Monday, June 7, 2010
Feel Like Fryin'? Fabulous Fish n Chips!
This is the first installment of Foodie House recipes! My recipe is deliciously nontraditional, by replacing a beer batter coating with panko bread crumbs. I'm using baby red potatoes for my chips, tossed in fresh herbs and topping everything off with a killer tartar sauce!
I don't think I have to remind you that we are a low budget gig, but for where we lack in budget we make up for it with really good food and a delightful host...ehhhmmm. I will say, the next video I will NOT do with the kids up. It's just ridiculous. I apologize ahead of time for the generous soundtrack of teething baby and tumbling 3 year olds in the background. I promise not to do that to you again, but I will say, the fish and chips overrides all the shenanigans my children tossed our way. I was in fish 'n chips heaven as my husband drooled behind the camera. 'Nuff said. Here's the recipe.

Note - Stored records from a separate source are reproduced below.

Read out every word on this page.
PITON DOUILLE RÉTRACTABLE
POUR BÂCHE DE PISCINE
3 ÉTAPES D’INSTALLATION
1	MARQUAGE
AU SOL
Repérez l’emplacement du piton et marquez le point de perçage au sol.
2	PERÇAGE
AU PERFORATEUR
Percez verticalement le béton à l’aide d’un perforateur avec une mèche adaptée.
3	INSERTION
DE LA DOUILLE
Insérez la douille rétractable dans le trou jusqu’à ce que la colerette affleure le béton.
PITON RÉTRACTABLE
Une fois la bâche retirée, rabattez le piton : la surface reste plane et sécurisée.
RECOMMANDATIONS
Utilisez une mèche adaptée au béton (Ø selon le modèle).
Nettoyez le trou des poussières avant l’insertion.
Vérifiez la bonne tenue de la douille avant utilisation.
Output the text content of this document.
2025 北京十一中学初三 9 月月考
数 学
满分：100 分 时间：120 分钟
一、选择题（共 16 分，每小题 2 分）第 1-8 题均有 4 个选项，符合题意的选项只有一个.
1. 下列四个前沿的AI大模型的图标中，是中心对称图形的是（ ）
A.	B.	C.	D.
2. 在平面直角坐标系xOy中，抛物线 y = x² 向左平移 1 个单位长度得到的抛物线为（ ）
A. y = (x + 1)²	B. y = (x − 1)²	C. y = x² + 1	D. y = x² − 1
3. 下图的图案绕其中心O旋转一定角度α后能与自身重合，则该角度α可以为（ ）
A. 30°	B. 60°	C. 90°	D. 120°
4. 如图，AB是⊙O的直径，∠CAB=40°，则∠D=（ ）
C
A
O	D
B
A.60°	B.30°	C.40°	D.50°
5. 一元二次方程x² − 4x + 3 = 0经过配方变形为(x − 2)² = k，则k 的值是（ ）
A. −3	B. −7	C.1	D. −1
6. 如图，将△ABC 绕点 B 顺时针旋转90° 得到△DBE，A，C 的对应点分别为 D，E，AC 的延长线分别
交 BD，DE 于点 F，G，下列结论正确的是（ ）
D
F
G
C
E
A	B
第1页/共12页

Foodie House Fish and Chips
serves 4-6 prep and cook time approx. 1 hour
2 lbs. fresh cod, cut into 1 1/2" strips
1 1/2 c. flour
4 tsp. all purpose seasoning, I like Goya Adobo seasoning
1/2 c. milk
8 oz. panko bread crumbs
1 c. herb bread stuffing, I like Pepperidge Farm
1 48 oz. canola oil
1 lb. baby red potatoes, size C
1 tsp. fresh rosemary, minced
1 tsp. fresh thyme, minced
Salt and Pepper to taste
1 c. mayo
zest of 1/2 lime
juice of whole lime
1 handful of fresh parsley, minced
1 big handful of fresh dill, minced
1 small green onion, minced
1 tbls. sweet pickle relish
Start heating up your oil in a big, heavy pot. Use a candy thermometer to gauge your temperature. Start with medium heat. This will take you a good half hour to get up to 350 degrees, so make sure this is the first thing you do.

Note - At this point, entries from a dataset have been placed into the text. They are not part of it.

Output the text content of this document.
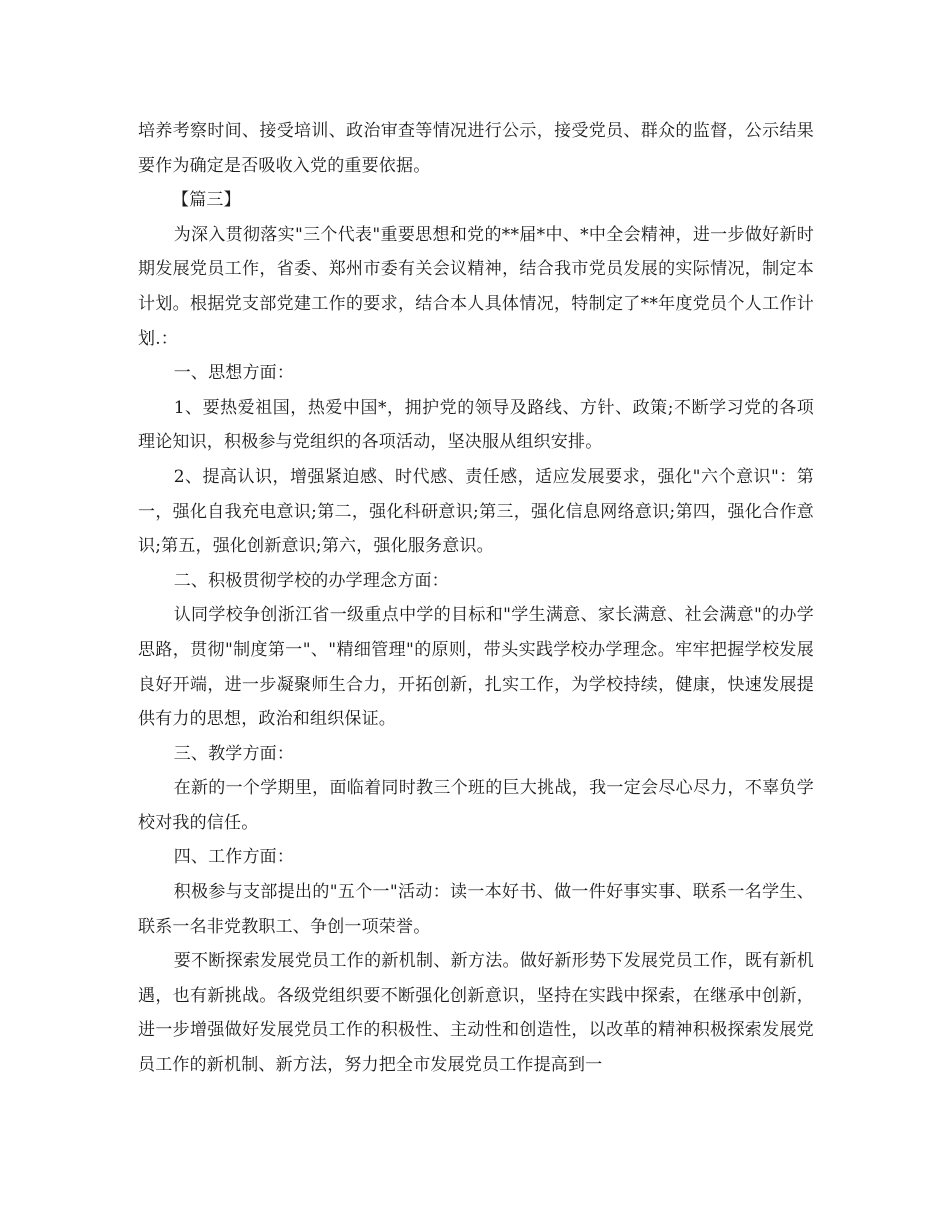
培养考察时间、接受培训、政治审查等情况进行公示，接受党员、群众的监督，公示结果要作为确定是否吸收入党的重要依据。

【篇三】

为深入贯彻落实"三个代表"重要思想和党的**届*中、*中全会精神，进一步做好新时期发展党员工作，省委、郑州市委有关会议精神，结合我市党员发展的实际情况，制定本计划。根据党支部党建工作的要求，结合本人具体情况，特制定了**年度党员个人工作计划.：

一、思想方面：

1、要热爱祖国，热爱中国*，拥护党的领导及路线、方针、政策;不断学习党的各项理论知识，积极参与党组织的各项活动，坚决服从组织安排。

2、提高认识，增强紧迫感、时代感、责任感，适应发展要求，强化"六个意识"：第一，强化自我充电意识;第二，强化科研意识;第三，强化信息网络意识;第四，强化合作意识;第五，强化创新意识;第六，强化服务意识。

二、积极贯彻学校的办学理念方面：

认同学校争创浙江省一级重点中学的目标和"学生满意、家长满意、社会满意"的办学思路，贯彻"制度第一"、"精细管理"的原则，带头实践学校办学理念。牢牢把握学校发展良好开端，进一步凝聚师生合力，开拓创新，扎实工作，为学校持续，健康，快速发展提供有力的思想，政治和组织保证。

三、教学方面：

在新的一个学期里，面临着同时教三个班的巨大挑战，我一定会尽心尽力，不辜负学校对我的信任。

四、工作方面：

积极参与支部提出的"五个一"活动：读一本好书、做一件好事实事、联系一名学生、联系一名非党教职工、争创一项荣誉。

要不断探索发展党员工作的新机制、新方法。做好新形势下发展党员工作，既有新机遇，也有新挑战。各级党组织要不断强化创新意识，坚持在实践中探索，在继承中创新，进一步增强做好发展党员工作的积极性、主动性和创造性，以改革的精神积极探索发展党员工作的新机制、新方法，努力把全市发展党员工作提高到一
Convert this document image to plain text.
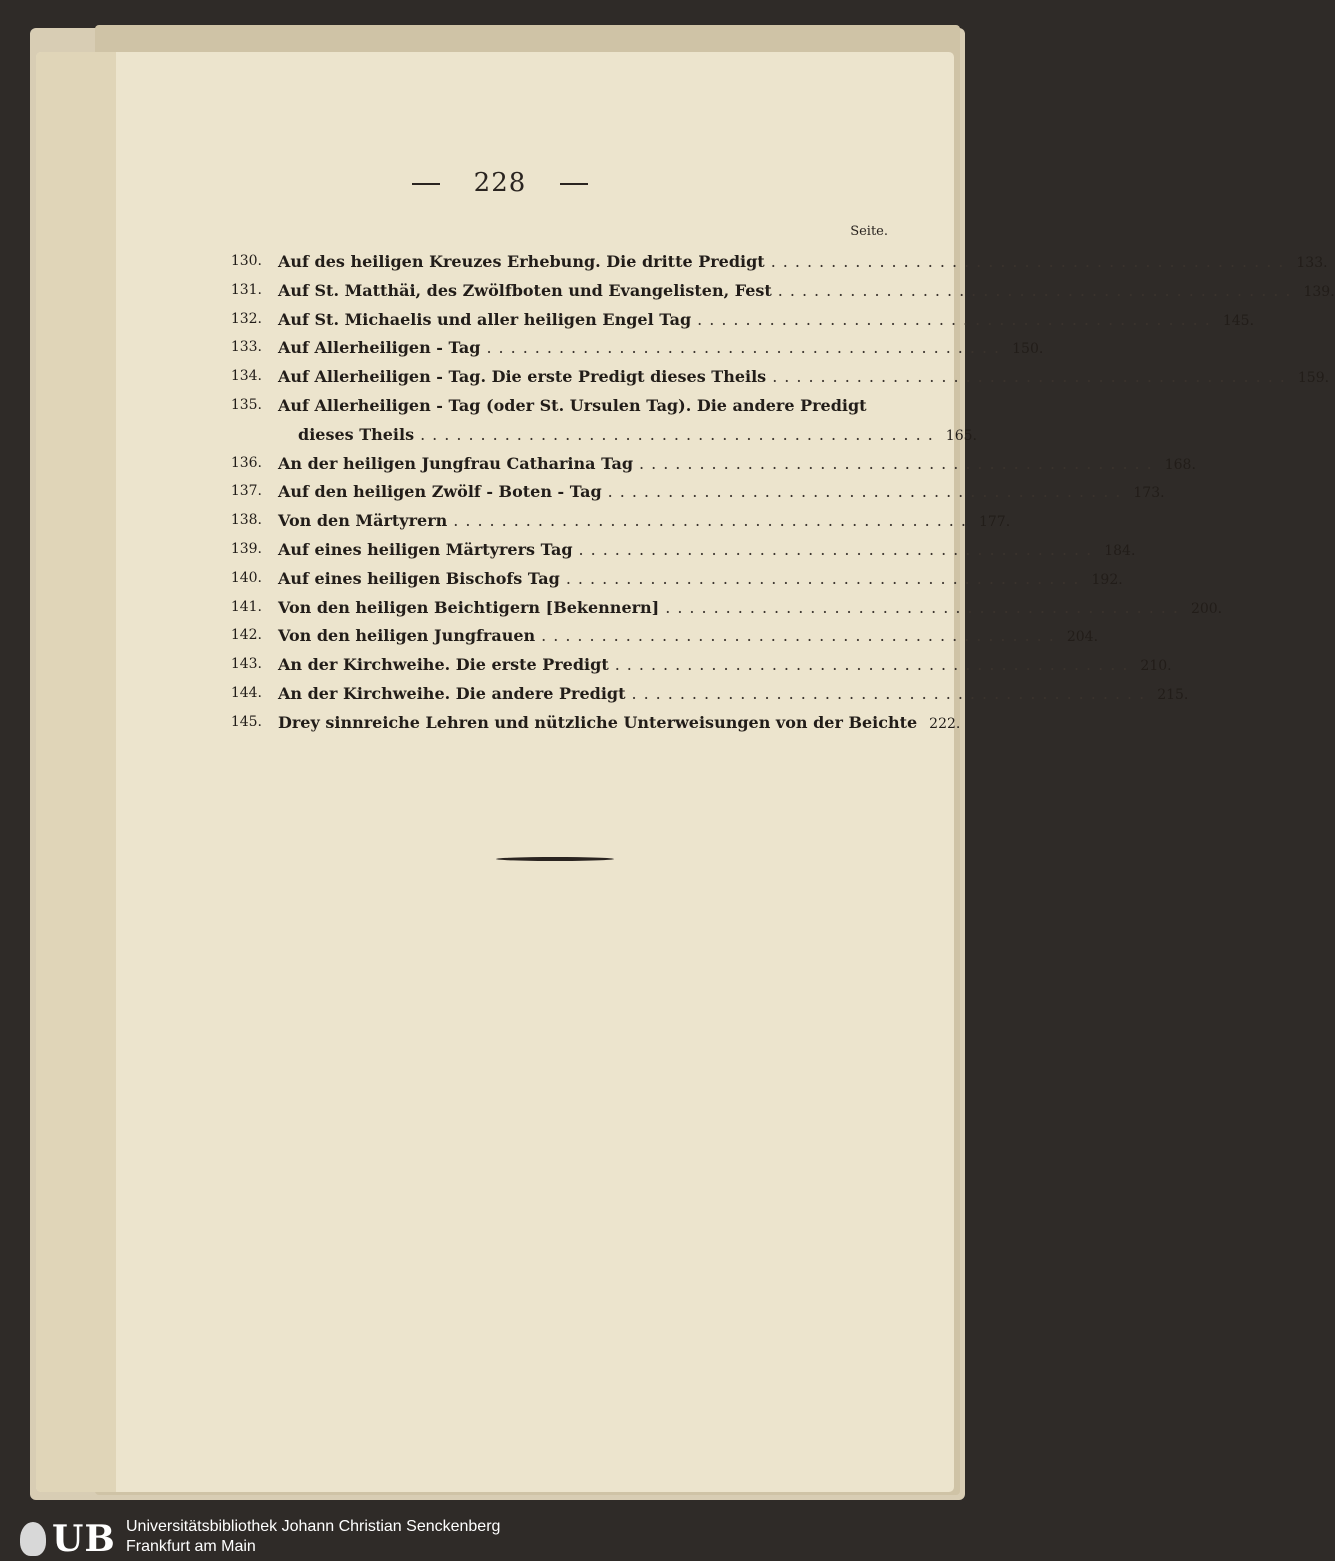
228
Seite.
130. Auf des heiligen Kreuzes Erhebung. Die dritte Predigt ........................................... 133.
131. Auf St. Matthäi, des Zwölfboten und Evangelisten, Fest ........................................... 139.
132. Auf St. Michaelis und aller heiligen Engel Tag ........................................... 145.
133. Auf Allerheiligen - Tag ........................................... 150.
134. Auf Allerheiligen - Tag. Die erste Predigt dieses Theils ........................................... 159.
135. Auf Allerheiligen - Tag (oder St. Ursulen Tag). Die andere Predigt
dieses Theils ........................................... 165.
136. An der heiligen Jungfrau Catharina Tag ........................................... 168.
137. Auf den heiligen Zwölf - Boten - Tag ........................................... 173.
138. Von den Märtyrern ........................................... 177.
139. Auf eines heiligen Märtyrers Tag ........................................... 184.
140. Auf eines heiligen Bischofs Tag ........................................... 192.
141. Von den heiligen Beichtigern [Bekennern] ........................................... 200.
142. Von den heiligen Jungfrauen ........................................... 204.
143. An der Kirchweihe. Die erste Predigt ........................................... 210.
144. An der Kirchweihe. Die andere Predigt ........................................... 215.
145. Drey sinnreiche Lehren und nützliche Unterweisungen von der Beichte 222.
UB Universitätsbibliothek Johann Christian Senckenberg
Frankfurt am Main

Prepare your fish by cutting into 1 1/2" strips, drying off excess moisture with paper towels and season with all purpose seasoning, about 1 tsp. Start assembling your dipping station by combining flour with 1 tsp. seasoning on one plate (I like to use a paper plate for easy clean up), eggs and milk with 1 tsp. seasoning in the second dish and lastly mix together your panko, bread stuffing and 1 tsp. seasoning in a bowl. That is the order you will have your station set up, flour, egg/milk, then bread crumbs.
Have a sheet pan ready to receive your coated fish. Start the process by dipping first in flour, shake off excess, then into egg and then lastly firmly press into the crumbs. Set onto cooking sheet to dry. Repeat with all the fish. Set aside while you prep your potatoes and make tartar sauce. This will cause the coating to adhere well to the fish and get super crispy when you fry it.
Slice your washed potatoes into 1/2" slices. Set aside and chop up your fresh rosemary and thyme. Place your herbs into a bowl big enough to toss your potatoes in after they are fried.
Next whip up your tartar sauce by combining all the ingredients in a bowl and then refrigerate, so as to marry the flavors.
First you will do a flash fry on your potatoes. Fry for a minute to a minute and a half until they are blond in color and just starting to wrinkle up around the edges. Take them out and drain on paper towels. Set aside.
Turn your oven on to a "holding" temperature, around 200 degrees is fine. Place a wire rack on a jelly roll pan and have it ready to place your fried fish on. Start laying your fish into the hot oil, 2 to 3 pieces at a time. Do not over crowd your pot. After about 4 minutes or until the fish is a deep golden brown, place on wire rack and cooking sheet and place in oven to keep warm while you cook the rest of your fish.
After you fish is cooked, put your potatoes back into the hot oil to fry for the second time. Let them get nice and golden. About 3-4 minutes. Drain and toss immediately into the bowl with the fresh rosemary and thyme. Sprinkle to taste with salt and pepper. Toss to coat and get ready to eat!
Serve with the tartar sauce and watch it disappear.